Accepted for/Published in: JMIR Research Protocols
Date Submitted: Aug 25, 2025
Open Peer Review Period: Aug 25, 2025 - Oct 20, 2025
Date Accepted: Dec 27, 2025
(closed for review but you can still tweet)
HealthData@MAD-R&I®: Protocol for Developing a Regional Health Data Infrastructure to Enable Secondary Use of Health Data in Research and Innovation
ABSTRACT
Background:
The exponential growth of electronic health records (EHRs) coupled with the recent entry into force of the European Health Data Space (EHDS) regulation underscore the urgency of creating secure and interoperable environments for the secondary use of health data. In response to this need, HealthData@MAD-R&I® emerges as a pioneering initiative in Madrid (Spain), fully aligned with the EHDS strategy and the European Commission's vision for data sovereignty.
Objective:
The project seeks to develop and implement HealthData@MAD-R&I®, a regional health data space enabling responsible access to high-quality health data to improve clinical research, innovation, and healthcare decision-making.
Methods:
HealthData@MAD-R&I® mission is to establish a sustainable, scalable, and ethically governed health data space. The project adopts a structured, iterative methodology based on the Data Management Association (DAMA) framework and it is organized into nine work packages across three thematic areas: project management and sustainability; governance and technological infrastructure; and validation through four real-world use cases. The technical architecture uses a federated model using open-source components, with data integration based on the Observational Medical Outcomes Partnership (OMOP) standard to ensure semantic and syntactic interoperability.

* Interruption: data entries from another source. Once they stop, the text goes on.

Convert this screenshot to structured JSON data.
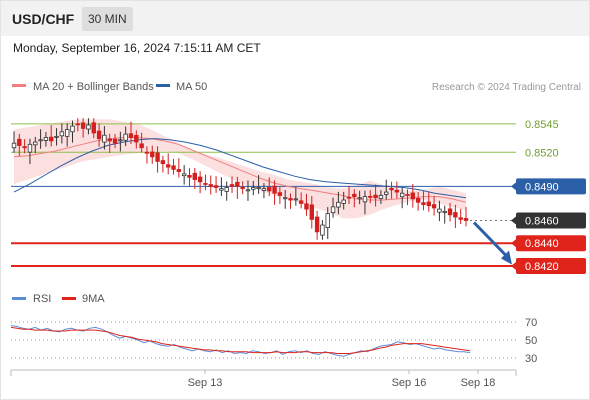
{
  "header": {
    "symbol": "USD/CHF",
    "timeframe": "30 MIN"
  },
  "timestamp": "Monday, September 16, 2024 7:15:11 AM CET",
  "legend_main": [
    {
      "label": "MA 20 + Bollinger Bands",
      "color": "#f07f7f"
    },
    {
      "label": "MA 50",
      "color": "#2b5fa8"
    }
  ],
  "legend_rsi": [
    {
      "label": "RSI",
      "color": "#5b8bd8"
    },
    {
      "label": "9MA",
      "color": "#e0241b"
    }
  ],
  "credit": "Research © 2024 Trading Central",
  "chart_data": [
    {
      "type": "candlestick",
      "ylim": [
        0.8405,
        0.8566
      ],
      "levels": [
        {
          "value": 0.8545,
          "label": "0.8545",
          "color": "#8cc04a",
          "style": "resistance"
        },
        {
          "value": 0.852,
          "label": "0.8520",
          "color": "#8cc04a",
          "style": "resistance"
        },
        {
          "value": 0.849,
          "label": "0.8490",
          "color": "#2b5fa8",
          "style": "pivot"
        },
        {
          "value": 0.846,
          "label": "0.8460",
          "color": "#333333",
          "style": "last-price"
        },
        {
          "value": 0.844,
          "label": "0.8440",
          "color": "#e0241b",
          "style": "support"
        },
        {
          "value": 0.842,
          "label": "0.8420",
          "color": "#e0241b",
          "style": "support"
        }
      ],
      "close_path": [
        0.8528,
        0.8526,
        0.8524,
        0.8527,
        0.8529,
        0.8531,
        0.8533,
        0.853,
        0.8534,
        0.8538,
        0.854,
        0.8543,
        0.8545,
        0.8541,
        0.8544,
        0.8537,
        0.8532,
        0.8535,
        0.853,
        0.8528,
        0.8531,
        0.8536,
        0.8533,
        0.8529,
        0.8524,
        0.852,
        0.8516,
        0.8512,
        0.851,
        0.8507,
        0.8505,
        0.8503,
        0.8501,
        0.8498,
        0.8496,
        0.8494,
        0.8492,
        0.849,
        0.8489,
        0.8488,
        0.8489,
        0.849,
        0.849,
        0.8488,
        0.8487,
        0.8489,
        0.8489,
        0.8488,
        0.8486,
        0.8484,
        0.8482,
        0.848,
        0.8478,
        0.8479,
        0.8475,
        0.847,
        0.8461,
        0.845,
        0.8456,
        0.8466,
        0.8472,
        0.8476,
        0.8478,
        0.848,
        0.8481,
        0.848,
        0.8481,
        0.8481,
        0.848,
        0.8482,
        0.8485,
        0.8487,
        0.8485,
        0.8484,
        0.8482,
        0.8479,
        0.8476,
        0.8474,
        0.8473,
        0.8471,
        0.847,
        0.8468,
        0.8465,
        0.8463,
        0.8461,
        0.846
      ],
      "candle_range_min": 0.8443,
      "candle_range_max": 0.855,
      "ma20": [
        0.8516,
        0.8517,
        0.8519,
        0.8521,
        0.8524,
        0.8527,
        0.853,
        0.8532,
        0.8533,
        0.8533,
        0.8532,
        0.853,
        0.8527,
        0.8522,
        0.8517,
        0.8512,
        0.8507,
        0.8502,
        0.8497,
        0.8493,
        0.849,
        0.8488,
        0.8486,
        0.8484,
        0.8482,
        0.8479,
        0.8478,
        0.8478,
        0.8479,
        0.848,
        0.8481,
        0.8481,
        0.8479,
        0.8476
      ],
      "ma20_upper": [
        0.854,
        0.8542,
        0.8544,
        0.8546,
        0.8548,
        0.8549,
        0.8549,
        0.8549,
        0.8547,
        0.8545,
        0.854,
        0.8534,
        0.8528,
        0.8522,
        0.8518,
        0.8515,
        0.8511,
        0.8507,
        0.8503,
        0.85,
        0.8496,
        0.8494,
        0.8492,
        0.8489,
        0.8488,
        0.8491,
        0.8495,
        0.8491,
        0.8488,
        0.8486,
        0.8487,
        0.849,
        0.8487,
        0.8484
      ],
      "ma20_lower": [
        0.8492,
        0.8496,
        0.85,
        0.8504,
        0.8508,
        0.8512,
        0.8514,
        0.8516,
        0.8518,
        0.8519,
        0.852,
        0.8521,
        0.8519,
        0.8514,
        0.8508,
        0.8502,
        0.8496,
        0.8491,
        0.8486,
        0.8482,
        0.8479,
        0.8475,
        0.8471,
        0.8467,
        0.8462,
        0.8462,
        0.8465,
        0.847,
        0.8474,
        0.8477,
        0.8478,
        0.8475,
        0.8472,
        0.8469
      ],
      "ma50": [
        0.8485,
        0.8492,
        0.85,
        0.8508,
        0.8515,
        0.8521,
        0.8526,
        0.8529,
        0.8531,
        0.8532,
        0.8531,
        0.8529,
        0.8526,
        0.8522,
        0.8517,
        0.8512,
        0.8507,
        0.8503,
        0.8499,
        0.8496,
        0.8494,
        0.8493,
        0.8492,
        0.8491,
        0.849,
        0.8489,
        0.8487,
        0.8484,
        0.8482,
        0.848
      ],
      "forecast_end": 0.8423
    },
    {
      "type": "line",
      "ylim": [
        20,
        80
      ],
      "yticks": [
        70,
        50,
        30
      ],
      "series": [
        {
          "name": "RSI",
          "values": [
            66,
            65,
            63,
            62,
            64,
            61,
            63,
            60,
            59,
            62,
            63,
            61,
            60,
            63,
            64,
            62,
            59,
            55,
            52,
            54,
            52,
            50,
            47,
            49,
            46,
            44,
            43,
            45,
            42,
            40,
            38,
            40,
            38,
            37,
            39,
            36,
            38,
            35,
            36,
            35,
            38,
            37,
            35,
            36,
            38,
            34,
            37,
            38,
            36,
            38,
            35,
            34,
            37,
            35,
            33,
            32,
            34,
            36,
            38,
            37,
            40,
            43,
            44,
            45,
            48,
            47,
            45,
            46,
            44,
            42,
            40,
            41,
            39,
            38,
            37,
            37,
            36
          ]
        },
        {
          "name": "9MA",
          "values": [
            64,
            63,
            62,
            62,
            61,
            61,
            61,
            60,
            60,
            60,
            61,
            61,
            61,
            61,
            61,
            60,
            59,
            57,
            55,
            54,
            53,
            51,
            50,
            49,
            48,
            46,
            45,
            44,
            43,
            42,
            41,
            40,
            39,
            39,
            38,
            38,
            37,
            37,
            37,
            37,
            36,
            36,
            36,
            36,
            37,
            36,
            36,
            36,
            37,
            37,
            36,
            36,
            36,
            36,
            35,
            35,
            35,
            36,
            37,
            38,
            39,
            41,
            42,
            44,
            45,
            46,
            46,
            46,
            46,
            45,
            44,
            43,
            42,
            41,
            40,
            39,
            38
          ]
        }
      ]
    }
  ],
  "x_ticks": [
    "Sep 13",
    "Sep 16",
    "Sep 18"
  ]
}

Artificial intelligence, machine learning, natural language processing, and privacy-preserving techniques are employed for data curation and secure access.
Results:
As of August 2025, the main achievements of the HealthData@MAD-R&I® project are the following ones: i) drafting of a data governance model that articulates principles of quality, transparency, and regulatory compliance; ii) development of a secure and interoperable technological architecture with data federation capabilities, based on international standards (DAMA and OMOP); and iii) design and implementation of four use cases (optimizing referrals in rheumatology; care pathways for long-term breast cancer survivors; predicting unplanned hospitalizations; and evaluating the effectiveness of statins in elderly patients) that will validate our health data space while addressing diverse clinical and policy challenges and will demonstrate the potential of data spaces to support evidence-based clinical practice and public policy.
Conclusions:
HealthData@MAD-R&I® aims to strengthen Madrid's leadership in digital health innovation, while also contributing to the European health data ecosystem by promoting interoperable, privacy-compliant secondary data use. The evaluation framework includes metrics on data quality, research output, and healthcare system impact.